Dubletten hingegen sind Texte, die ein und derselbe Evangelist zweimal in seinem Evangelien-Text anführt.
Lukas berichtet so merkwürdigerweise zweimal über die Aussendung der Jünger und zwar einmal in Kapitel 9, das andere Mal in Kapitel 10. Wichtig ist hierbei, dass die erste Darstellung in der Hauptsache mit Mk 6,7-13 parallel läuft, die zweite aber ist eine recht genaue Parallele zu Mt 10,1-16.
Dieser Abschnitt aus dem Matthäus-Evangelium berührt sich wiederum abwechselnd mit Mk 6,7-13 und Lk 10,1-12.
Ähnliche Dubletten bei Matthäus, von denen die eine mit Markus zusammengeht, die andere mit Redengut, sind z. B. Mt 18,8-9 und Mt 5,29-30 und dann das Paar Mt 19,9 und Mt 5,32.
Weiter findet sich eine Reihe von Worten Jesu bei Matthäus und Lukas je zweimal, einmal in einem Zusammenhang, den auch das Markus-Evangelium bietet, ein zweites Mal in Redestücken, die nur Matthäus und Lukas haben.
Wichtigste Beispiele hierfür sind:
Dann fällt auf, dass Mk 3,23-30 bei Lukas fehlt. Dafür aber wird von Lukas in Lk 11,17-23 eine abweichende Fassung der Verteidigung Jesu gegen den Vorwurf des Dämonenbündnisses geliefert. Mt 12,25-31 erinnert nun aber wieder abwechselnd an Mk 3 und Lk 11. ⋅11⋅
Solche Dubletten und Doppelüberlieferungen sind bei Matthäus und Lukas recht häufig anzutreffen. Im Markus-Evangelium gibt es hingegen nur eine einzige Dublette, nämlich Mk 9,35, der Hinweise darauf, dass jemand, der Erster sein will, der Letzte und aller Diener sein soll. Eine Aussage, die nur leicht verändert in Mk 10,43-44 ⋅12⋅ noch einmal begegnet.
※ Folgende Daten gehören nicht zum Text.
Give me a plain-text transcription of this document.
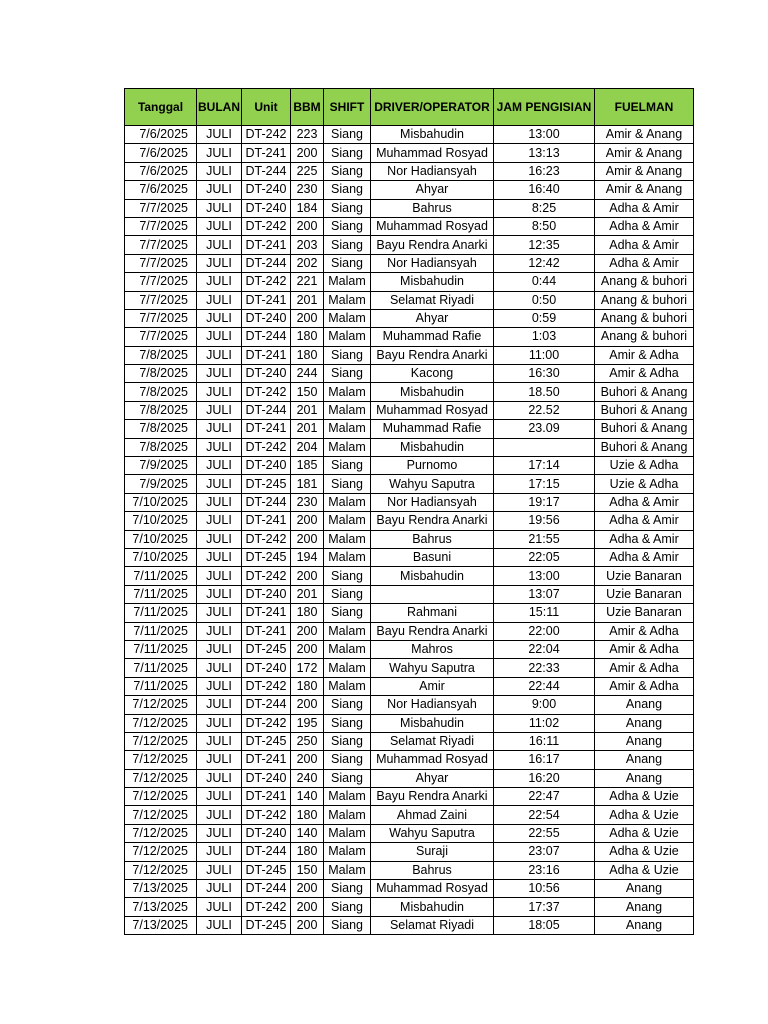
Tanggal	BULAN	Unit	BBM	SHIFT	DRIVER/OPERATOR	JAM PENGISIAN	FUELMAN
7/6/2025	JULI	DT-242	223	Siang	Misbahudin	13:00	Amir & Anang
7/6/2025	JULI	DT-241	200	Siang	Muhammad Rosyad	13:13	Amir & Anang
7/6/2025	JULI	DT-244	225	Siang	Nor Hadiansyah	16:23	Amir & Anang
7/6/2025	JULI	DT-240	230	Siang	Ahyar	16:40	Amir & Anang
7/7/2025	JULI	DT-240	184	Siang	Bahrus	8:25	Adha & Amir
7/7/2025	JULI	DT-242	200	Siang	Muhammad Rosyad	8:50	Adha & Amir
7/7/2025	JULI	DT-241	203	Siang	Bayu Rendra Anarki	12:35	Adha & Amir
7/7/2025	JULI	DT-244	202	Siang	Nor Hadiansyah	12:42	Adha & Amir
7/7/2025	JULI	DT-242	221	Malam	Misbahudin	0:44	Anang & buhori
7/7/2025	JULI	DT-241	201	Malam	Selamat Riyadi	0:50	Anang & buhori
7/7/2025	JULI	DT-240	200	Malam	Ahyar	0:59	Anang & buhori
7/7/2025	JULI	DT-244	180	Malam	Muhammad Rafie	1:03	Anang & buhori
7/8/2025	JULI	DT-241	180	Siang	Bayu Rendra Anarki	11:00	Amir & Adha
7/8/2025	JULI	DT-240	244	Siang	Kacong	16:30	Amir & Adha
7/8/2025	JULI	DT-242	150	Malam	Misbahudin	18.50	Buhori & Anang
7/8/2025	JULI	DT-244	201	Malam	Muhammad Rosyad	22.52	Buhori & Anang
7/8/2025	JULI	DT-241	201	Malam	Muhammad Rafie	23.09	Buhori & Anang
7/8/2025	JULI	DT-242	204	Malam	Misbahudin		Buhori & Anang
7/9/2025	JULI	DT-240	185	Siang	Purnomo	17:14	Uzie & Adha
7/9/2025	JULI	DT-245	181	Siang	Wahyu Saputra	17:15	Uzie & Adha
7/10/2025	JULI	DT-244	230	Malam	Nor Hadiansyah	19:17	Adha & Amir
7/10/2025	JULI	DT-241	200	Malam	Bayu Rendra Anarki	19:56	Adha & Amir
7/10/2025	JULI	DT-242	200	Malam	Bahrus	21:55	Adha & Amir
7/10/2025	JULI	DT-245	194	Malam	Basuni	22:05	Adha & Amir
7/11/2025	JULI	DT-242	200	Siang	Misbahudin	13:00	Uzie Banaran
7/11/2025	JULI	DT-240	201	Siang		13:07	Uzie Banaran
7/11/2025	JULI	DT-241	180	Siang	Rahmani	15:11	Uzie Banaran
7/11/2025	JULI	DT-241	200	Malam	Bayu Rendra Anarki	22:00	Amir & Adha
7/11/2025	JULI	DT-245	200	Malam	Mahros	22:04	Amir & Adha
7/11/2025	JULI	DT-240	172	Malam	Wahyu Saputra	22:33	Amir & Adha
7/11/2025	JULI	DT-242	180	Malam	Amir	22:44	Amir & Adha
7/12/2025	JULI	DT-244	200	Siang	Nor Hadiansyah	9:00	Anang
7/12/2025	JULI	DT-242	195	Siang	Misbahudin	11:02	Anang
7/12/2025	JULI	DT-245	250	Siang	Selamat Riyadi	16:11	Anang
7/12/2025	JULI	DT-241	200	Siang	Muhammad Rosyad	16:17	Anang
7/12/2025	JULI	DT-240	240	Siang	Ahyar	16:20	Anang
7/12/2025	JULI	DT-241	140	Malam	Bayu Rendra Anarki	22:47	Adha & Uzie
7/12/2025	JULI	DT-242	180	Malam	Ahmad Zaini	22:54	Adha & Uzie
7/12/2025	JULI	DT-240	140	Malam	Wahyu Saputra	22:55	Adha & Uzie
7/12/2025	JULI	DT-244	180	Malam	Suraji	23:07	Adha & Uzie
7/12/2025	JULI	DT-245	150	Malam	Bahrus	23:16	Adha & Uzie
7/13/2025	JULI	DT-244	200	Siang	Muhammad Rosyad	10:56	Anang
7/13/2025	JULI	DT-242	200	Siang	Misbahudin	17:37	Anang
7/13/2025	JULI	DT-245	200	Siang	Selamat Riyadi	18:05	Anang
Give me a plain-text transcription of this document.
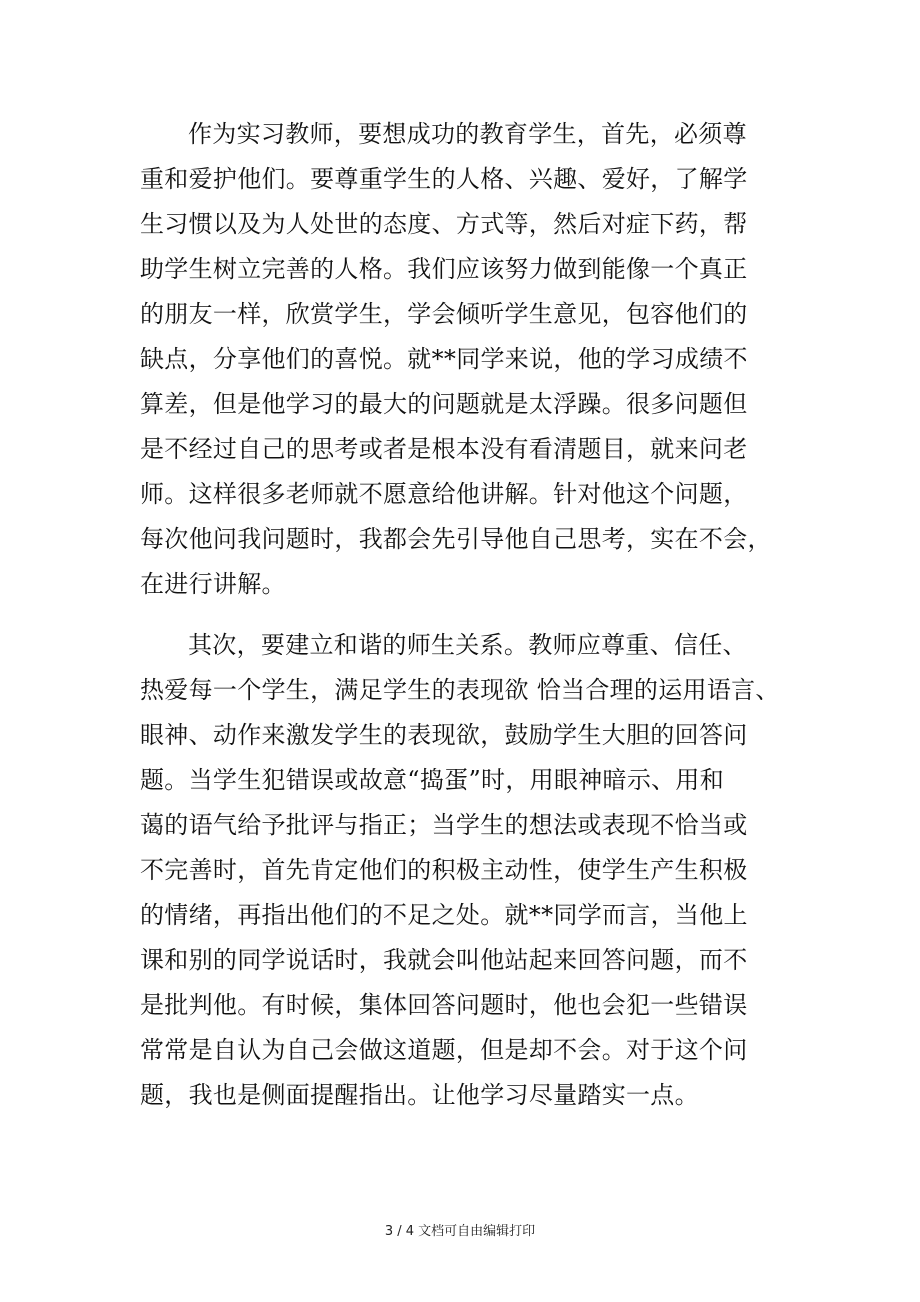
作为实习教师，要想成功的教育学生，首先，必须尊
重和爱护他们。要尊重学生的人格、兴趣、爱好，了解学
生习惯以及为人处世的态度、方式等，然后对症下药，帮
助学生树立完善的人格。我们应该努力做到能像一个真正
的朋友一样，欣赏学生，学会倾听学生意见，包容他们的
缺点，分享他们的喜悦。就**同学来说，他的学习成绩不
算差，但是他学习的最大的问题就是太浮躁。很多问题但
是不经过自己的思考或者是根本没有看清题目，就来问老
师。这样很多老师就不愿意给他讲解。针对他这个问题，
每次他问我问题时，我都会先引导他自己思考，实在不会，
在进行讲解。
其次，要建立和谐的师生关系。教师应尊重、信任、
热爱每一个学生，满足学生的表现欲 恰当合理的运用语言、
眼神、动作来激发学生的表现欲，鼓励学生大胆的回答问
题。当学生犯错误或故意“捣蛋”时，用眼神暗示、用和
蔼的语气给予批评与指正；当学生的想法或表现不恰当或
不完善时，首先肯定他们的积极主动性，使学生产生积极
的情绪，再指出他们的不足之处。就**同学而言，当他上
课和别的同学说话时，我就会叫他站起来回答问题，而不
是批判他。有时候，集体回答问题时，他也会犯一些错误
常常是自认为自己会做这道题，但是却不会。对于这个问
题，我也是侧面提醒指出。让他学习尽量踏实一点。
3 / 4 文档可自由编辑打印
Diese Phänomene sind ganz wichtige Hinweise darauf, dass Matthäus und Lukas neben dem Markus-Evangelium noch eine weitere Quelle benutzt haben müssen. Sie scheint einige Berichte enthalten zu haben, die auch im Markus-Evangelium tradiert worden waren. Und so scheint vor allem der Evangelist Lukas das ein oder andere Mal die gleiche Begebenheit sowohl aus dieser zweiten Quelle als auch aus dem Markus-Evangelium übernommen zu haben.
Dass eine solche zweite Quelle dem Matthäus und Lukas schriftlich vorgelegen hat, ist angesichts der weitgehend gemeinsamen Reihenfolge und der Dubletten bzw. deren Vermischung bei Matthäus demnach mehr als nur wahrscheinlich.
b. Eigenart und Verwendung der Logienquelle
Abschließend können wir aber festhalten, dass diese Logienquelle verhältnismäßig umfangreich gewesen sein muss. Sie bestand, wie wir gesehen haben, vorwiegend aus einer Spruchsammlung neben einigen wenigen Erzählungen.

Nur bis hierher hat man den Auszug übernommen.